“2019 is going to be my year!”, “Let’s make 2019 the best year yet!”: By now we’ve all probably seen some social media addicted Facebooker write a really unnecessary memoir reflecting on their 2018, most likely concluding with one of the above sentences, convinced their Facebook friends care enough to read. Every post follows the same formula: sadness and sentiment over the passing of a great year, but enthusiastic optimism about the promise of change and how bloody marvellous the next year is going to be because “I can just feel it”. It’s the same content my timeline has to endure every December, and I can’t be the only one who just scrolls past completely uninterested.
I guess it’s natural to measure life through years, viewing the passing of a year as symbolic of beginning and end. It’s just how humans work; we need structure in our lives to assess how things have changed, to pause and reflect on how far we’ve come. My final days of December are often spent thinking about where I was twelve months prior, mentally and physically, and feeling mostly proud of everything I’ve achieved, where I’ve been and what I’ve learned. And yes, I suppose it has been a “good” year – but should we stop viewing years in notions of good and bad, in such black and white terms?
Years are not goals in themselves – we should not view life as incremental assessments of how each year has gone. Every year has good bits, bad bits and boring bits. So how are we supposed to decide on the whole how the year has gone? Do we judge it by how we’ve felt emotionally for most of it, or do we decide if the good outweighs the bad, or vice versa? At the end of our lives, we probably won’t weigh up how many years were good, or bad, or just plain average. Life should be viewed outside of the constructs of dates and time, but through general memories of good and bad times.
Judging life through an assessment of years is a habit I’m trying to break out of. It’s a weird way to quantify emotions and experiences. For example, for some bizarre reason, over the past few years, I’ve convinced myself my years “come in threes”: I’ll have a bad year, an average year, then a great year. It’s followed this pattern for the last eight years and thus, I’ve convinced myself that next year is going to be amazing. But how ridiculous is that? All I’m doing is giving myself a false preconception of how I’m going to feel throughout the year, when life and emotions do not alter depending on the date.
It’s unhealthy to go into January believing life is going to change and things will get better.
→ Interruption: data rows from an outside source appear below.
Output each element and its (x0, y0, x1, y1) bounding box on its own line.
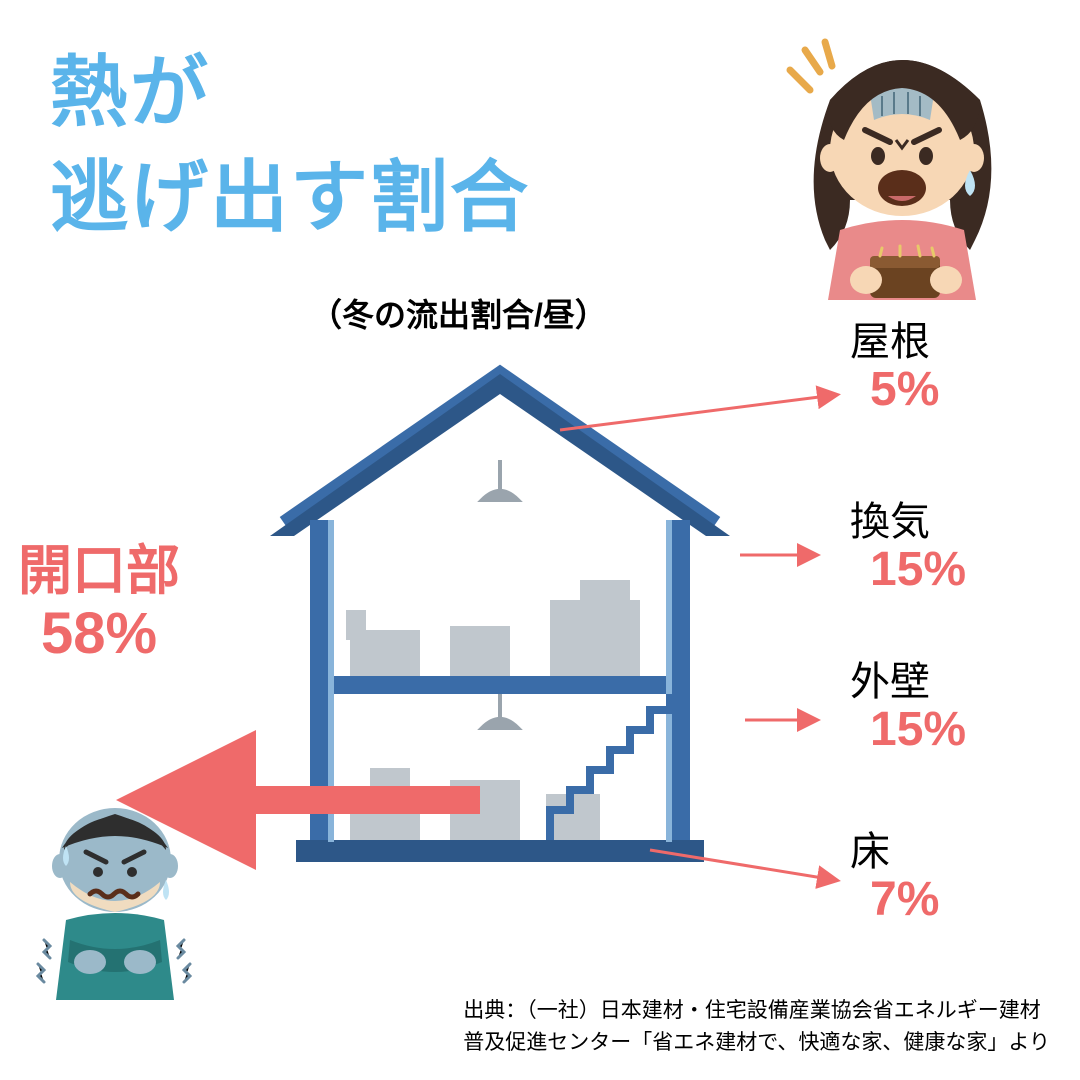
label-item-name: 屋根 (850, 320, 939, 364)
title-line2: 逃げ出す割合 (50, 145, 530, 250)
infographic-title: 熱が 逃げ出す割合 (50, 40, 530, 251)
label-openings: 開口部 58% (18, 540, 180, 666)
label-item-pct: 5% (870, 364, 939, 417)
label-item-pct: 7% (870, 874, 939, 927)
cold-man-icon (20, 790, 210, 1010)
source-citation: 出典：（一社）日本建材・住宅設備産業協会省エネルギー建材 普及促進センター「省エ… (463, 995, 1050, 1058)
label-item-1: 換気15% (850, 500, 966, 597)
label-item-2: 外壁15% (850, 660, 966, 757)
label-item-name: 床 (850, 830, 939, 874)
worried-woman-icon (770, 30, 1030, 310)
label-openings-pct: 58% (18, 602, 180, 666)
label-item-pct: 15% (870, 544, 966, 597)
label-item-pct: 15% (870, 704, 966, 757)
title-line1: 熱が (50, 40, 530, 145)
source-line2: 普及促進センター「省エネ建材で、快適な家、健康な家」より (463, 1027, 1050, 1059)
source-line1: 出典：（一社）日本建材・住宅設備産業協会省エネルギー建材 (463, 995, 1050, 1027)
infographic-subtitle: （冬の流出割合/昼） (310, 290, 607, 336)
label-item-3: 床7% (850, 830, 939, 927)
house-cross-section-icon (250, 350, 750, 870)
label-item-0: 屋根5% (850, 320, 939, 417)
label-item-name: 換気 (850, 500, 966, 544)
label-openings-name: 開口部 (18, 540, 180, 602)
label-item-name: 外壁 (850, 660, 966, 704)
In reality, nothing changes except the digits in which we measure time, but we give ourselves problematic expectations which will only lead to inevitable disappointment. If we really want change or improvement, we can strive for this whenever we want: you could change your life literally right now if you truly wanted to, rather than wait for the symbolic turning of New Year’s Day. Yes, it’s good to be positive about the future, but we shouldn’t base it on whimsical ideas that as soon as the clock strikes midnight, things will get somehow magically get better. Don’t get me started on New Year resolutions.
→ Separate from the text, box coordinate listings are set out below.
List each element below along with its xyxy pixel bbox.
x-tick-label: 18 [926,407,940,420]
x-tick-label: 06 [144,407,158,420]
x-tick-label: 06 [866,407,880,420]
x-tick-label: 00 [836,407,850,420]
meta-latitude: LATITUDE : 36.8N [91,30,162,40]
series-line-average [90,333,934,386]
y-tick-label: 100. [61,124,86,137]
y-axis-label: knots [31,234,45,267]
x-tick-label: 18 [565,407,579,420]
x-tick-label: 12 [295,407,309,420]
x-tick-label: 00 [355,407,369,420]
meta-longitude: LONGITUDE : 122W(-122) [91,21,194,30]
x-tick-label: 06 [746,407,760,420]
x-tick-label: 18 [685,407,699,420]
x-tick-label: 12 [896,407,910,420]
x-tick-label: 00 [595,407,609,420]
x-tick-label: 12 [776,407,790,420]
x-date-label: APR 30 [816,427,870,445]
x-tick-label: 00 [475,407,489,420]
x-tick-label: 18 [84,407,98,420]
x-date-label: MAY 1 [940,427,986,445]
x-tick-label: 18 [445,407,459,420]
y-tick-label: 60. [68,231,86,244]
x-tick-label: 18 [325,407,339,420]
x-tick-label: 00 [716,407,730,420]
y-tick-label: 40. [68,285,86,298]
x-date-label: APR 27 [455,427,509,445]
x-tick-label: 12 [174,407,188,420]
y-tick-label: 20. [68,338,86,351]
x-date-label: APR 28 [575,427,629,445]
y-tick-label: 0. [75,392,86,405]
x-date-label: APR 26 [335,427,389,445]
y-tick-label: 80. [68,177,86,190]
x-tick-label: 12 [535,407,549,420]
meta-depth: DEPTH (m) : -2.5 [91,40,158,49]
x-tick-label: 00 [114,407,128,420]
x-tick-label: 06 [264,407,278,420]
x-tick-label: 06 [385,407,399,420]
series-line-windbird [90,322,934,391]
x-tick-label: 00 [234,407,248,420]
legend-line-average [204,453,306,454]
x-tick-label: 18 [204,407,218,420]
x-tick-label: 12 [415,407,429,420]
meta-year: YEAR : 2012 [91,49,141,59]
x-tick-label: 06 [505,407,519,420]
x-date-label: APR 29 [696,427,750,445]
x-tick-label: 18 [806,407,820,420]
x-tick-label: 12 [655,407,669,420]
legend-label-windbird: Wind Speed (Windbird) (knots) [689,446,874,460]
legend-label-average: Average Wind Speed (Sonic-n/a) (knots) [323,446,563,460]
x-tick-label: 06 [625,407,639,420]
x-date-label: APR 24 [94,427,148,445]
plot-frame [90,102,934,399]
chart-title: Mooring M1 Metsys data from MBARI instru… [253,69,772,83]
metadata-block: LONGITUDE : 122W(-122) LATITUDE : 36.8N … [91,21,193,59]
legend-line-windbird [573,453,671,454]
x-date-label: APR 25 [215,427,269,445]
Ultimately, the best way to have a good year is to take the pressure off the year being “good”. Things beyond our control, such as the conclusion to the pantomime that is Brexit in March, will have a direct impact on our day to day lives. And who knows whether the effects will be benign? Life will always have its ups and downs regardless of the year and we have to just take it in our stride. So if 2019 turns out not to be “your year”, and instead is just a little bit good, a little bit bad, but mostly kind of mundane – be honest, what did you expect?